Julian Francis schrieb:
> Folks,
> Why is mathematica unable to evaluate:
> Integrate[DiracDelta[2 x - 1], {x, -Infinity, +Infinity}]
> Also interestingly:
> Integrate[DiracDelta[2 x - 2], {x, -Infinity, +Infinity}]
> returns (1/2)
> I should have thought that the answer in both cases would be 1.
> I am using Mathematica v4.0 on MS Windows 95.
> Thanks for any light shed on this.
> Julian Francis.
> acz43 at

Hello Julian,

In[158]:= Integrate[DiracDelta[2( x - a)] f[a], {x, -Infinity,
Out[158]= f[a]/2

In[159]:= a
Out[159]= a

which is correct (for any real constant a, and test function f).

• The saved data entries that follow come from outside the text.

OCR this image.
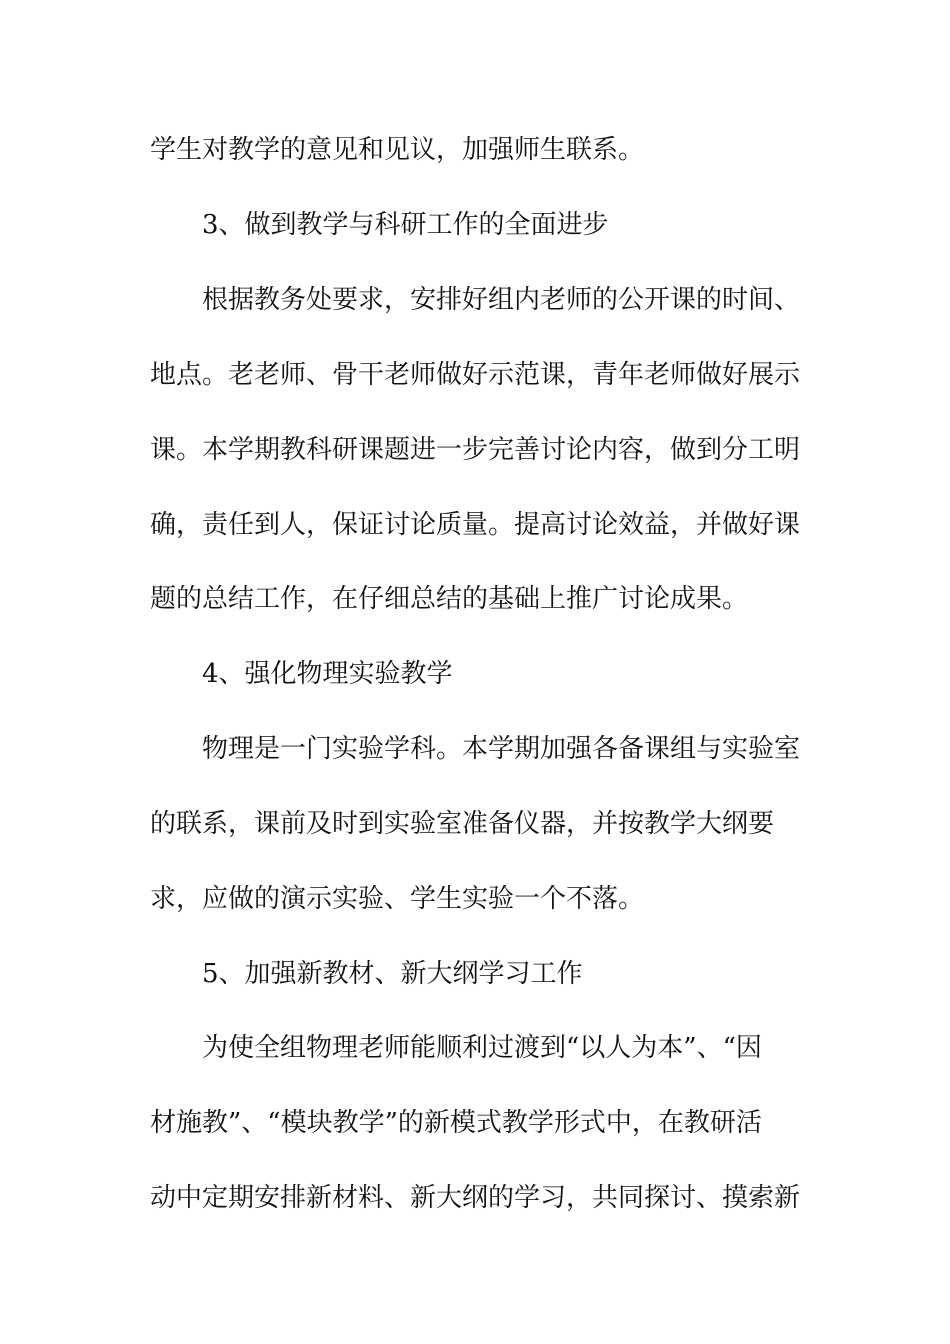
学生对教学的意见和见议，加强师生联系。
3、做到教学与科研工作的全面进步
根据教务处要求，安排好组内老师的公开课的时间、
地点。老老师、骨干老师做好示范课，青年老师做好展示
课。本学期教科研课题进一步完善讨论内容，做到分工明
确，责任到人，保证讨论质量。提高讨论效益，并做好课
题的总结工作，在仔细总结的基础上推广讨论成果。
4、强化物理实验教学
物理是一门实验学科。本学期加强各备课组与实验室
的联系，课前及时到实验室准备仪器，并按教学大纲要
求，应做的演示实验、学生实验一个不落。
5、加强新教材、新大纲学习工作
为使全组物理老师能顺利过渡到“以人为本”、“因
材施教”、“模块教学”的新模式教学形式中，在教研活
动中定期安排新材料、新大纲的学习，共同探讨、摸索新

If you integrate DiracDelta[2 x - 2] it will simplify to 1/2
DiracDelta[x-1] (as an intermediate), but not so with 2 x - 1, 2 x -3,
yet again with 2 x - 4, 2 x - 6 etc. 

Besides Mathematica won't evaluate the Integral DiracDelta[2. x]. But again 

Integrate[DiracDelta[b x - a] f[x], {x, -Infinity, +Infinity}]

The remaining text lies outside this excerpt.